BMD is a crucial indicator for the diagnosis and evaluation of osteoporotic fractures. Studying 188 postmenopausal Moroccan women, Quzzif et al. found that plasma Hcy was significantly higher in the osteoporosis group than in the non-osteoporosis group and that Hcy was inversely linked with lumbar and total hip BMD18. Significant negative correlations were discovered between Hcy and femoral neck BMD (beta = 0.032, p = 0.010) and lumbar spine (beta = − 0.098, p = 0.021) in a large cross-sectional study (n = 6107). Bone mineral density was found to be affected by serum folate and body mass index but not by Hcy, as shown by a stepwise regression analysis19,20. Although the association between serum Hcy and BMD remains contentious, increasing Hcy levels increase the OP risk, and it is commonly acknowledged that Hcy is a risk factor for OP and osteoporotic fractures.

There are limitations in this MR. First, although the causal association between Hcy and H-BMD was verified in this investigation, it was not established between Hcy, F-BMD, and L-BMD mainly because the sample size was insufficient to provide meaningful data. Second, we used aggregated GWAS data, and the lack of specific information on sex and age prevented us from conducting subgroup analysis.

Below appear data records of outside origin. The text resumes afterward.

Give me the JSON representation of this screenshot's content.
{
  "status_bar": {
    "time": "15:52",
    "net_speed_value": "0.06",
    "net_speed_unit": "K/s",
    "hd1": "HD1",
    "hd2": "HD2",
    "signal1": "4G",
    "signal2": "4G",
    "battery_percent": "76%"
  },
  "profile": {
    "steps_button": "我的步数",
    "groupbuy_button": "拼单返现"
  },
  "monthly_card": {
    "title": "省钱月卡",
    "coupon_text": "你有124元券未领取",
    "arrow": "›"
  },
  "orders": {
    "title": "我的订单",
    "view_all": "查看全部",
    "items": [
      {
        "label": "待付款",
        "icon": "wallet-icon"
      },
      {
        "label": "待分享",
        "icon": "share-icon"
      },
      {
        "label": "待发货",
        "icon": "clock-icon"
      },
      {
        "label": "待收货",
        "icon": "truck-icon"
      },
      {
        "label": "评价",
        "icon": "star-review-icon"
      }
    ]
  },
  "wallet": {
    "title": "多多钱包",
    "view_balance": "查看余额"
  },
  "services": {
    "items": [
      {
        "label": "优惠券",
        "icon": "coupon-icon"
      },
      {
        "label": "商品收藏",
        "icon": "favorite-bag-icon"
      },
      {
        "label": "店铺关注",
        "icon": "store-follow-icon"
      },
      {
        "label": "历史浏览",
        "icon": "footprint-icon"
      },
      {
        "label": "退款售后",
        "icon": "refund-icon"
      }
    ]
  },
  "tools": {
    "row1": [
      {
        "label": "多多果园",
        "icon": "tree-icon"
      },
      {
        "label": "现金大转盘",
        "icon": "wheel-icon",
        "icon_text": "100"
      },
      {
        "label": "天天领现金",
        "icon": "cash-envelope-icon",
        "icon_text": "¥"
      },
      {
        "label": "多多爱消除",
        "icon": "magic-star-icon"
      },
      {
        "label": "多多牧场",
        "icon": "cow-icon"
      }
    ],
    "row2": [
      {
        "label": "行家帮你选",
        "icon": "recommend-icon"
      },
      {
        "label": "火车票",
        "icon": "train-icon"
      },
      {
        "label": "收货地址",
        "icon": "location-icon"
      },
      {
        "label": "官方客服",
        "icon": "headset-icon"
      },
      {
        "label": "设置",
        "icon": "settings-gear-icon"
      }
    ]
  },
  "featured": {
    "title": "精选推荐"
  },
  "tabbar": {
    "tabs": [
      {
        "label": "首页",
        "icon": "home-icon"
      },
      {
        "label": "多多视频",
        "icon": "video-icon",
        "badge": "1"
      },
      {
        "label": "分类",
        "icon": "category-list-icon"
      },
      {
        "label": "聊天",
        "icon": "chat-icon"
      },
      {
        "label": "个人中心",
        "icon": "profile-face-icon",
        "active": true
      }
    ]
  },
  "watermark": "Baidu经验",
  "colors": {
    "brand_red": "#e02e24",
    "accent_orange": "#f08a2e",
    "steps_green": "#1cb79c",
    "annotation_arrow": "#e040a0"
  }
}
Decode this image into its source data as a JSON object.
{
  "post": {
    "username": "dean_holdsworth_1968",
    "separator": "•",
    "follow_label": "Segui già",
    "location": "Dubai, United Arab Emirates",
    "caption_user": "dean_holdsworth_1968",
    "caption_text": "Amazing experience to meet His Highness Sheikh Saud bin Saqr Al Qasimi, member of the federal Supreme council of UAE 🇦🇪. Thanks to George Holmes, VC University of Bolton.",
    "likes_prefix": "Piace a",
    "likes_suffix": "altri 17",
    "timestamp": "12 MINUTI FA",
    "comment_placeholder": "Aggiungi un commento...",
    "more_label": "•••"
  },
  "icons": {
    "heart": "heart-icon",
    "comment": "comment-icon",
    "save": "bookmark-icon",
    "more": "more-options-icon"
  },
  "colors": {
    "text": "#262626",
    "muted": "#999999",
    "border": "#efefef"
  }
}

Third, since the research was based on genetic information from European groups, it needs to be seen whether the findings apply to Asian people. Fourth, due to the absence of GWAS data, this research gathered only H-BMD, F-BMD, and L-BMD data. Other BMD indices, such as femoral neck bone density and hip bone density, should be included in future research to get more trustworthy findings. Finally, although we obtained a small OR, focusing on the causal relationship between Hcy and H-BMD is warranted because of the large prevalence.

In conclusion, our MR investigation revealed evidence of a causal relationship between circulating serum Hcy levels and H-BMD, but not OP. This finding needs to be further verified in a study with a larger sample size.